Perhaps Kafka's finest and most typifying sentence, this opening line of The Metamorphosis hits the reader like a blunt object. The first thing I'd like to note is the evocation of horror by means of the blase, the typically Kafkan mode of punctuation-by-banality. Samsa does not scream, and he is not afraid. He's barely confused. "A gigantic insect? Oh." Like Josef K. discovering the whipping men in the closet of his office, we are merely informed of what is, without any attempts at the elucidation of the reason. And it is the question we mean to ask right here, and don't, cannot, that haunts the reader throughout the remainder of the text. A question that we had expected to arise as a reflex does not come, and from here stems a sense of vertigo.

And there we've had it. That's the metamorphosis. The story climaxes in its very first sentence, establishing an uncanny and perhaps unprecedented sort of structure. The volume slowly fades with each page from here on. The entire shape of the novella is thrown off, is irregular, is mangled.

The mention of Samsa's having awoken from "uneasy dreams" appears at first to allude to a symptom of his overnight mutation, but it must also be understood as a flight from unreality. Samsa has awoken. The implication that Samsa has returned to the true is unavoidable. Perhaps the uneasy dreams from which he'd awoke were the dreams of his humanity. Perhaps he's come to confront his true form. Kafka explicitly states: "It was no dream." The uneasy dreams have subsided. This, Gregor Samsa, is what you have become.

Why an insect? Throughout the story we see Samsa painted as a fellow preoccupied with the practical side of life, a man leading a life of pure utility. In the frame in his room, which he would later throw his insect body against to protect from his family, was a cutout of a woman from a magazine. This frame, how it is situated, how Samsa reacts to it, ought to have been reserved for a picture of a girlfriend or a scene from his own life, but instead it is inhabited by fantasy, by what Samsa does not have, does not want, does not know to hunger for.

This theme is reinforced by just about everything we learn of Samsa over the course of the remainder of the text. His obsession with his sister's music is not a passion he can enjoy directly, but rather a passion he can only enjoy through his sister.

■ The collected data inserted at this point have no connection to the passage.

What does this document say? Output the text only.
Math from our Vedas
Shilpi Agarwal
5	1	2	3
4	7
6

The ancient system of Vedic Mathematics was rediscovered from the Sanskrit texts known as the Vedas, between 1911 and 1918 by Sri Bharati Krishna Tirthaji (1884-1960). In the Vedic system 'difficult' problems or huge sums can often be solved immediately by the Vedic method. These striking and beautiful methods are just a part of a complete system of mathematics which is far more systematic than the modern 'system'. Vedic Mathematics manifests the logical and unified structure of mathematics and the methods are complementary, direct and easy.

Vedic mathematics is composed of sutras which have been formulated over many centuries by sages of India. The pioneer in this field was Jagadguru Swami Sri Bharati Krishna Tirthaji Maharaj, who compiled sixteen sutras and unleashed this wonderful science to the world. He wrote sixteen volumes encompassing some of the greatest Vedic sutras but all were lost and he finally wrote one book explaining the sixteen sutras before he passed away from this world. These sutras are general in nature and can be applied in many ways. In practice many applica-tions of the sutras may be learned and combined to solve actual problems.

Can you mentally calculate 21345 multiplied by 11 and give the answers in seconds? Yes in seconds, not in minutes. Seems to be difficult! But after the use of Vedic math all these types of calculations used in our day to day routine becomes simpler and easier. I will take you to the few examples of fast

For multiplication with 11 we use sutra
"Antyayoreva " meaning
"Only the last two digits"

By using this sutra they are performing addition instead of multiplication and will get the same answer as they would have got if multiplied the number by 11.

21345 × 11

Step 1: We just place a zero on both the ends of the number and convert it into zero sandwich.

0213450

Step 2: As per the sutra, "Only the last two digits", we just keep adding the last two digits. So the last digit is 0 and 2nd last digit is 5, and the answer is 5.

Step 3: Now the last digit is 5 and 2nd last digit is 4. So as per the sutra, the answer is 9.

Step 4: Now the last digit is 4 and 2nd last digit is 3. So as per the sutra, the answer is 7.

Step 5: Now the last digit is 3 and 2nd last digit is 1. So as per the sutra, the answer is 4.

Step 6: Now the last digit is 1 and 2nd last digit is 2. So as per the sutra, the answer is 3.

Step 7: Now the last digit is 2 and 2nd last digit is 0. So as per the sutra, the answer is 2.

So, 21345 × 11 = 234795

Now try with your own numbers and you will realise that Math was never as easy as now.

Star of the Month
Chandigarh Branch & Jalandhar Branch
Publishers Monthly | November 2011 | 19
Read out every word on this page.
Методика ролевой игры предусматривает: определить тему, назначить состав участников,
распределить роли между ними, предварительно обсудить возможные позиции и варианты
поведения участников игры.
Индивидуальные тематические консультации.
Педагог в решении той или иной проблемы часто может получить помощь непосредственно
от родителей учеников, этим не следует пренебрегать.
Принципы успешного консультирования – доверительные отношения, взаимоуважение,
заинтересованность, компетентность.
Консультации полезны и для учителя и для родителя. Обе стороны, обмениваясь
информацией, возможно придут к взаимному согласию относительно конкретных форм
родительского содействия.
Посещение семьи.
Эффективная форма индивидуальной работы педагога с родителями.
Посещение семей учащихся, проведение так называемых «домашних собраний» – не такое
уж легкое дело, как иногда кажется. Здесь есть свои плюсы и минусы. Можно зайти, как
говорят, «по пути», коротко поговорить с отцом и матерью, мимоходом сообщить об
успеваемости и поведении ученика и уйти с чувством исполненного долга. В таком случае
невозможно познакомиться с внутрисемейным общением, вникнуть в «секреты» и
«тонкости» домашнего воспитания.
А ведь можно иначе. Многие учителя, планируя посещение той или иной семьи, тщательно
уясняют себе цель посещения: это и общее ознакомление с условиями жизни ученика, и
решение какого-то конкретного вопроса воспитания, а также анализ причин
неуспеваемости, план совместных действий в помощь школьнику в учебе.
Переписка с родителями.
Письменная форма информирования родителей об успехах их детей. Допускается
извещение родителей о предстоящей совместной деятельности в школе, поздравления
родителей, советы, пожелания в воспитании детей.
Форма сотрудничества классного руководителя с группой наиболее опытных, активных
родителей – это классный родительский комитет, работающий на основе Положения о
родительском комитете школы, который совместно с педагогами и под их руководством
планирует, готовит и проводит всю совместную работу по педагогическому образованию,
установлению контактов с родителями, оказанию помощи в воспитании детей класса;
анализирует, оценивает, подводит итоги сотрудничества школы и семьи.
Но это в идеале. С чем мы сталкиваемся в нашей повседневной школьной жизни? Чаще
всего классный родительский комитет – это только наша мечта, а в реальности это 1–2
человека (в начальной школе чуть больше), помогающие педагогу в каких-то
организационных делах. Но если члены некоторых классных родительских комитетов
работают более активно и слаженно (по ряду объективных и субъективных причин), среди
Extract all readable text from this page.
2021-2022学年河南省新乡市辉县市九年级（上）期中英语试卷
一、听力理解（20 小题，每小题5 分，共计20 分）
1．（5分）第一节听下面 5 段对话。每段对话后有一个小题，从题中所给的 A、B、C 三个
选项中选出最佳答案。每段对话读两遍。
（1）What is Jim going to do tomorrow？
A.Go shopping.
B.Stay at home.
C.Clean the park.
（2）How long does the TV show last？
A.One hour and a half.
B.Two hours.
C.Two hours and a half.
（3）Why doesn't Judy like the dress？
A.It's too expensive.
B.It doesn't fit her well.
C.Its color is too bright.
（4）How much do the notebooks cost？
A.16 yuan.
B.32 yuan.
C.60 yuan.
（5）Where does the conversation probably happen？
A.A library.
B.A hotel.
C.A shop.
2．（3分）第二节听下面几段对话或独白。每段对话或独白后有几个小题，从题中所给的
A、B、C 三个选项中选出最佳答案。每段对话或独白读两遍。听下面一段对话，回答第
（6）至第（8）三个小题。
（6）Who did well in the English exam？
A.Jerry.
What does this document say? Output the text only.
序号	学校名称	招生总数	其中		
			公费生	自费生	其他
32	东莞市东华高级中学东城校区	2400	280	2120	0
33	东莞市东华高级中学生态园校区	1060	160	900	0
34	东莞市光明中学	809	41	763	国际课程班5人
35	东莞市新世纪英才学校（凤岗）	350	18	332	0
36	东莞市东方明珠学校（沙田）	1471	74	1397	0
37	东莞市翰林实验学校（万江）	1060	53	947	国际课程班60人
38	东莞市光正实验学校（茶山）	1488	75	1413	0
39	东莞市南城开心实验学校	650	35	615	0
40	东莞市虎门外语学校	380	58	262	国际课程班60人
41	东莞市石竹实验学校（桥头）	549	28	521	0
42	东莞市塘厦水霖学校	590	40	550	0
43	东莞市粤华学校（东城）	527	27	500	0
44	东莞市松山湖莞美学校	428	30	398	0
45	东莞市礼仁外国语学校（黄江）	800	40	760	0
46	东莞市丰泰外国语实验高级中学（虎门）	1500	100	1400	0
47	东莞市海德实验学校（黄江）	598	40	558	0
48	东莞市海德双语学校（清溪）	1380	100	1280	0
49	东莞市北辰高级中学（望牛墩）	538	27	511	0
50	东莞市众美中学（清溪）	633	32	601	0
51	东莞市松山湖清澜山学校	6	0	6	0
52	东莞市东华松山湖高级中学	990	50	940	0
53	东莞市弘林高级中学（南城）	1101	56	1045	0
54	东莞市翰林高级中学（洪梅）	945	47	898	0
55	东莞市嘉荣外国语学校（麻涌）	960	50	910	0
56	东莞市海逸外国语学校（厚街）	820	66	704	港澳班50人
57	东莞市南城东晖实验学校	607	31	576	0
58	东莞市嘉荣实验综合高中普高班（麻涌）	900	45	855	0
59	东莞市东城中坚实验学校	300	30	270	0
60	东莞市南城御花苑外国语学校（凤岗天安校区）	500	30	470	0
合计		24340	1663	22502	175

In other words, his love of her musical endeavors is a love of the fulfillment of his own duty more than it is a personal passion. Samsa can only approach music through this harmless backdoor of his responsibility, that which must be done, rather than as a choice, as a will, as a desire.

We learn that Samsa's enslavement to his boss is on account of the debts of his parents. Samsa fantasizes about talking back to his boss, a fantasy his character would be unable to realize. He would continue to bear the burden of the debts of his parents indefinitely. Fulfilling his responsibilities. Boarding this train and that, this train and that, like clockwork. He does not get sick, he does not take days off. His sexuality and any hobbies and any interests, all inklings of all passions, seem to have left him. He is a busy man. He is busy living like an insect. Perhaps becoming an insect could teach him to live like a man.